In light of the dire news - “With much more modest cuts over the past few years, over 24 centers have closed,” Amrhein said - the CCLC would have to think outside the box, to devise a survival plan, of sorts.
Aside from rejecting all “extreme direct cuts” - the organization’s top priority among its 2009 Budget Priorities - Rosenblut advocated for more relaxed regulations, such as a cap on expenses like Con Ed - “a dollar a day for natural gas” - and medical malpractice reform, which would increase the bottom line without affecting patient care, he said.
For their part, the politicians in attendance - both Assemblymembers Rory Lancman and Michelle Schimel come from health care backgrounds - were eager to lend their support.

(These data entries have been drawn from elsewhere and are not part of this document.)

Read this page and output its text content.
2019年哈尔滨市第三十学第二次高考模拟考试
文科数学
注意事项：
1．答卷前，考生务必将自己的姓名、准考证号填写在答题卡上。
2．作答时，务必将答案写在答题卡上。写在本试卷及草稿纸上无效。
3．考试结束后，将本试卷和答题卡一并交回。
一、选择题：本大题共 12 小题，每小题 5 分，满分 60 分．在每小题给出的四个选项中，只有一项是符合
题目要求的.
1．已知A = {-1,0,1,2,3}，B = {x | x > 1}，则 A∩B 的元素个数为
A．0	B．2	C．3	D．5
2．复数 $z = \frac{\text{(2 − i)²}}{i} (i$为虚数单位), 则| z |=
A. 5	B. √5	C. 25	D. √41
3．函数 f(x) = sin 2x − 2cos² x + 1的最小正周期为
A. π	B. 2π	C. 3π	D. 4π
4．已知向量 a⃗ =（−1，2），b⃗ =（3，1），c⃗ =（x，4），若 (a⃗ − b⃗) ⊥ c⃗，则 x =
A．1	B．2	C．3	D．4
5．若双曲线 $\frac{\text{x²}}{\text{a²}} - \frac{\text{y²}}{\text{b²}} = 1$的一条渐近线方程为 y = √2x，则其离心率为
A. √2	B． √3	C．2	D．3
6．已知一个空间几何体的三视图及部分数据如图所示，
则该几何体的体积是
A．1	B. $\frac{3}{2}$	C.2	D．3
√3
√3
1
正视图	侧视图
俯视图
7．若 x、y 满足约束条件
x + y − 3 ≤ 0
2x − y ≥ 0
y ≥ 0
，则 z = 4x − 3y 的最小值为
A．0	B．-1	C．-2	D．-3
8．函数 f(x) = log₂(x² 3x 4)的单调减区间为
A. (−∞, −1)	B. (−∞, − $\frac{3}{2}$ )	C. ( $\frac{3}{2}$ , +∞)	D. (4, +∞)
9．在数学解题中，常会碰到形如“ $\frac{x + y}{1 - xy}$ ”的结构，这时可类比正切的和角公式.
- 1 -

Lancman, noting that there are five nursing homes in his district, said automakers are to Detroit what long-term care facilities are to Central Queens.
“You and the people you take care of have got the bull’s-eye on your back,” he said, eliciting nods around the room.
Assemblymember Mark Weprin said that while “The governor is not overestimating anything” in his budget, all cuts have to be fair and “they can’t overburden.”
However, care providers and advocates believe one provision in Paterson’s plan, the Medicaid-Only Case Mix, would have grim consequences. They say the provision - which was initially proposed in the 2007-2008 budget and would take effect in April, 2009 under the current plan - would prevent centers from caring for as many Medicare patients as they currently do and would cut an additional $300 million in funding from the long-term care community. Cuts like these, providers argue, would directly affect people like Bishop Charles Waldo resident Bob Rosenberg, inarguably the star of the symposium.
“You’re slicing off a part of me,” Rosenberg, 56, said of the proposed cuts. “If [Bishop Charles Waldo] closed, I’d like to know which legislator in here would take me in?” he asked.